Nov 11, 2022

Pre-Health Professions Club grows quickly under Keryakos

A faculty member stands at the front of a classrom.

"As future health care professionals, students are encouraged throughout our meetings to be inspired by the example and teaching of Jesus."

Once he began teaching and mentoring Dordt students in the fall of 2021, Assistant Professor of Health Sciences Dr. Joseph Keryakos immediately recognized that students passionate about health care needed more guidance during college for graduate school. “Throughout my one-on-one advising sessions, I noticed that many students struggle to find health-related opportunities to highlight in their professional school applications,” he says.

To address these needs, Keryakos started the Pre-Health Professions Club (PHPC) this past spring, and it has quickly become one of the largest clubs on Dordt’s campus. With over 150 active student members, the club focuses on equipping students interested in pursuing a career in health care as well as uniting students with a passion for health care across a wide variety of interests ranging from medicine to optometry to genetic counseling.

The PHPC prepares Dordt students in many ways, including organizing volunteer opportunities and internships, inviting guest speakers, and helping students organize their prerequisites for graduate school. Those interested in attending grad school need more than high test scores and great grades; applicants need honors, awards, volunteer hours, shadowing experiences, and leadership involvement, too.
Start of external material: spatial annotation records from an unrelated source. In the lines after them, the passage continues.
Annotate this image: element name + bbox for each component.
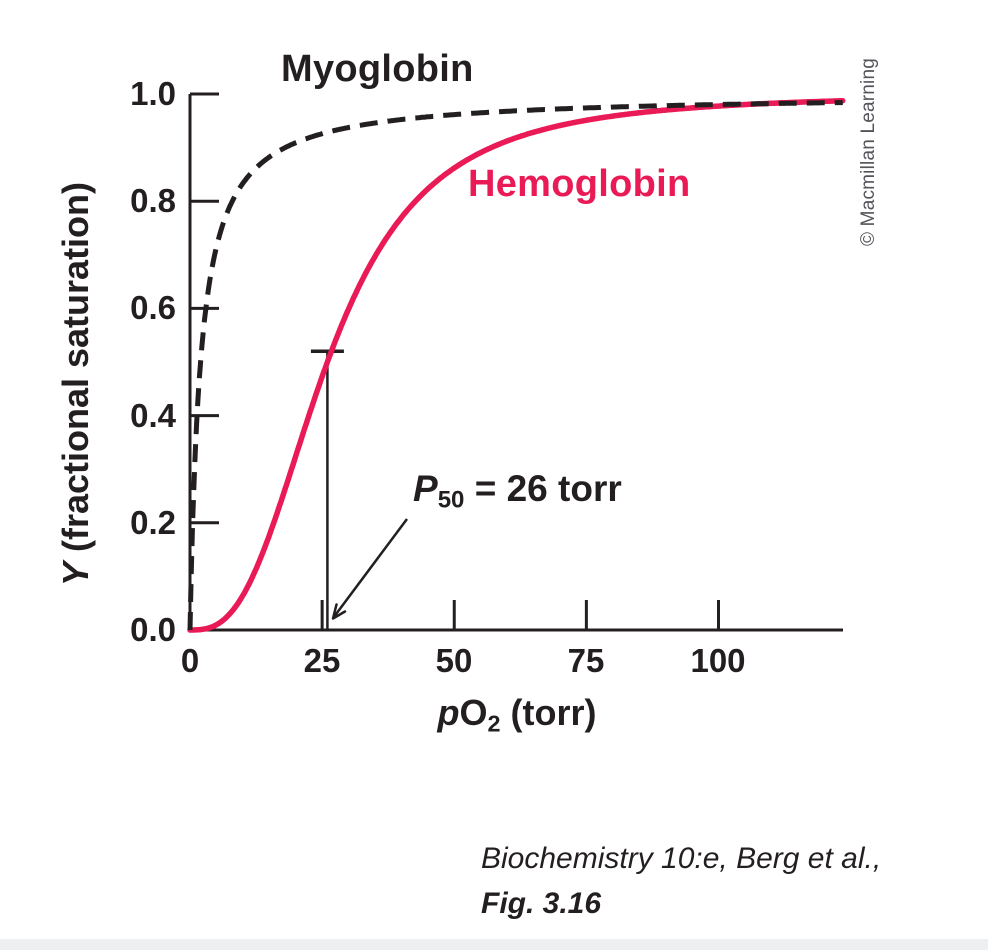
p50-subscript: 50 [437,486,465,514]
myoglobin-curve [187,100,843,631]
x-tick-label-100: 100 [690,642,746,679]
x-tick-label-50: 50 [435,642,473,679]
x-tick-label-75: 75 [567,642,605,679]
y-axis-title-rest: (fractional saturation) [55,181,96,563]
x-axis-title-unit: (torr) [500,692,597,733]
p50-symbol: P [413,468,438,509]
p50-value: = 26 torr [464,468,622,509]
x-axis-title-O: O [459,692,488,733]
y-axis-title: Y (fractional saturation) [55,182,97,586]
x-axis-title-subscript: 2 [487,710,501,737]
y-tick-label-0.4: 0.4 [130,397,176,434]
y-tick-label-0.2: 0.2 [130,504,176,541]
caption-figure-number: Fig. 3.16 [481,887,602,920]
figure-caption: Biochemistry 10:e, Berg et al., Fig. 3.1… [481,836,881,926]
p50-annotation: P50 = 26 torr [413,468,622,515]
y-tick-label-1.0: 1.0 [130,75,176,112]
myoglobin-label: Myoglobin [281,48,474,90]
caption-source-line: Biochemistry 10:e, Berg et al., [481,842,882,875]
x-axis-ticks [320,600,720,630]
y-tick-label-0.6: 0.6 [130,289,176,326]
p50-arrowhead-icon [331,603,347,620]
x-axis-title: pO2 (torr) [366,692,668,738]
bottom-band [0,939,988,950]
x-tick-label-25: 25 [303,642,341,679]
hemoglobin-label: Hemoglobin [468,163,691,205]
macmillan-watermark: © Macmillan Learning [858,57,879,247]
x-axis-title-p: p [437,692,460,733]
y-axis-title-symbol: Y [55,562,96,587]
y-tick-label-0.8: 0.8 [130,182,176,219]
y-tick-label-0.0: 0.0 [130,611,176,648]
p50-arrow-line [332,518,409,619]
x-tick-label-0: 0 [180,642,200,679]
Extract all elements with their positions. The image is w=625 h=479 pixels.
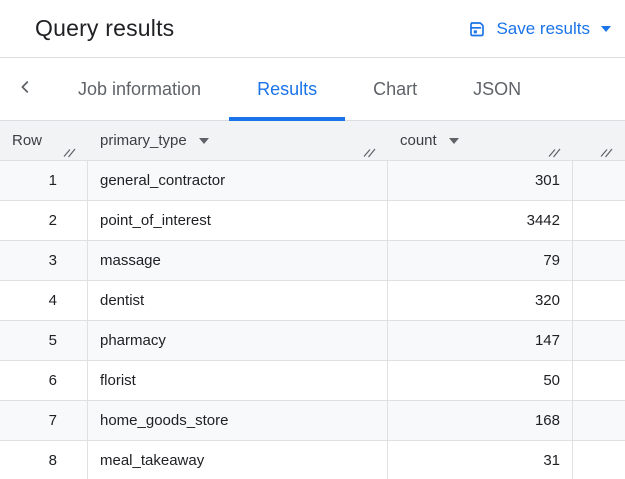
- tab-label: Chart: [373, 78, 418, 99]
- tab-chart[interactable]: Chart: [345, 58, 445, 120]
- tab-job-information[interactable]: Job information: [50, 58, 229, 120]
- table-row: 1 general_contractor 301: [0, 161, 625, 201]
- table-row: 5 pharmacy 147: [0, 321, 625, 361]
- count-cell: 301: [388, 161, 573, 201]
- count-cell: 31: [388, 441, 573, 479]
- column-header-filler: [573, 121, 625, 160]
- column-resize-handle[interactable]: [62, 144, 77, 158]
- row-number-cell: 5: [0, 321, 88, 361]
- column-label: Row: [12, 132, 43, 149]
- column-header-row: Row: [0, 121, 88, 160]
- chevron-down-icon: [601, 25, 611, 32]
- column-resize-handle[interactable]: [362, 144, 377, 158]
- column-menu-caret-icon[interactable]: [198, 137, 209, 144]
- primary-type-cell: home_goods_store: [88, 401, 388, 441]
- row-number-cell: 3: [0, 241, 88, 281]
- table-row: 3 massage 79: [0, 241, 625, 281]
- results-table: Row primary_type count: [0, 121, 625, 479]
- column-label: count: [400, 132, 437, 149]
- column-label: primary_type: [100, 132, 187, 149]
- column-header-count: count: [388, 121, 573, 160]
- filler-cell: [573, 281, 625, 321]
- tab-results[interactable]: Results: [229, 58, 346, 121]
- filler-cell: [573, 201, 625, 241]
- primary-type-cell: massage: [88, 241, 388, 281]
- primary-type-cell: pharmacy: [88, 321, 388, 361]
- table-row: 2 point_of_interest 3442: [0, 201, 625, 241]
- count-cell: 147: [388, 321, 573, 361]
- table-row: 4 dentist 320: [0, 281, 625, 321]
- filler-cell: [573, 401, 625, 441]
- column-menu-caret-icon[interactable]: [448, 137, 459, 144]
- page-title: Query results: [35, 15, 175, 41]
- tab-label: Results: [257, 78, 318, 99]
- primary-type-cell: meal_takeaway: [88, 441, 388, 479]
- table-row: 6 florist 50: [0, 361, 625, 401]
- filler-cell: [573, 321, 625, 361]
- filler-cell: [573, 441, 625, 479]
- table-header-row: Row primary_type count: [0, 121, 625, 161]
- filler-cell: [573, 241, 625, 281]
- column-resize-handle[interactable]: [599, 144, 614, 158]
- count-cell: 168: [388, 401, 573, 441]
- save-icon: [467, 19, 487, 39]
- primary-type-cell: dentist: [88, 281, 388, 321]
- tab-bar: Job information Results Chart JSON: [0, 58, 625, 121]
- table-row: 7 home_goods_store 168: [0, 401, 625, 441]
- collapse-back-button[interactable]: [0, 58, 50, 120]
- row-number-cell: 8: [0, 441, 88, 479]
- row-number-cell: 2: [0, 201, 88, 241]
- filler-cell: [573, 361, 625, 401]
- count-cell: 50: [388, 361, 573, 401]
- tab-label: Job information: [78, 78, 202, 99]
- count-cell: 79: [388, 241, 573, 281]
- count-cell: 3442: [388, 201, 573, 241]
- column-header-primary-type: primary_type: [88, 121, 388, 160]
- primary-type-cell: point_of_interest: [88, 201, 388, 241]
- row-number-cell: 4: [0, 281, 88, 321]
- column-resize-handle[interactable]: [547, 144, 562, 158]
- count-cell: 320: [388, 281, 573, 321]
- filler-cell: [573, 161, 625, 201]
- save-results-button[interactable]: Save results: [467, 19, 611, 39]
- tab-json[interactable]: JSON: [445, 58, 549, 120]
- tab-label: JSON: [473, 78, 522, 99]
- primary-type-cell: general_contractor: [88, 161, 388, 201]
- primary-type-cell: florist: [88, 361, 388, 401]
- row-number-cell: 1: [0, 161, 88, 201]
- panel-header: Query results Save results: [0, 0, 625, 58]
- table-row: 8 meal_takeaway 31: [0, 441, 625, 479]
- chevron-left-icon: [16, 78, 34, 101]
- save-results-label: Save results: [496, 18, 590, 38]
- row-number-cell: 6: [0, 361, 88, 401]
- row-number-cell: 7: [0, 401, 88, 441]
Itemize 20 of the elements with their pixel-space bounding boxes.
The Pre-Health Professions Club also makes students aware of internship and job shadowing opportunities. For example, by hosting guest speakers, students gain a better understanding of their future careers. They get to network with the speakers as well, which could lead to more connections.

"We try to host as many Dordt alumni as possible," Keryakos says.

Keryakos sees faith as an essential part of health care and intentionally integrates it into club meetings. "As future health care professionals, students are encouraged throughout our meetings to be inspired by the example and teaching of Jesus," Keryakos says.

For Lucy Borkowski, this means being willing to sacrifice time to serve those in need. "We know that medical careers can drain people as well as take a lot of time, so we focus on helping students see the bigger picture: serving Christ and not only your patients," she says.

Borkowski serves as vice president of communication for the club and plans to go into physical therapy one day.

Senior Elise Reinke, a biology: public health major and the president of the club, plans to attend graduate school for pharmacy. She sees the club as a bridge for students.

“People talk about the adjustment between high school and college, but there’s also an adjustment between college and graduate school,” Reinke says.

Keryakos and the executive committee are also working toward setting up a mentorship program between upperclassmen and underclassmen as well as a scholarship program to help fund study materials and conference fees for students.

“The PHPC provides a great way to build connections with health professionals,” Borkowski, a junior biology: public health major, says. “We will also host some workshops on how to build resumes, conduct job interviews, and do a session on how to apply to graduate and medical schools.”

“We’re not only there to treat aspects of patients health,” Reinke notes. “Creating that personal relationship is so important because then you build trust, and I can better advocate for them.”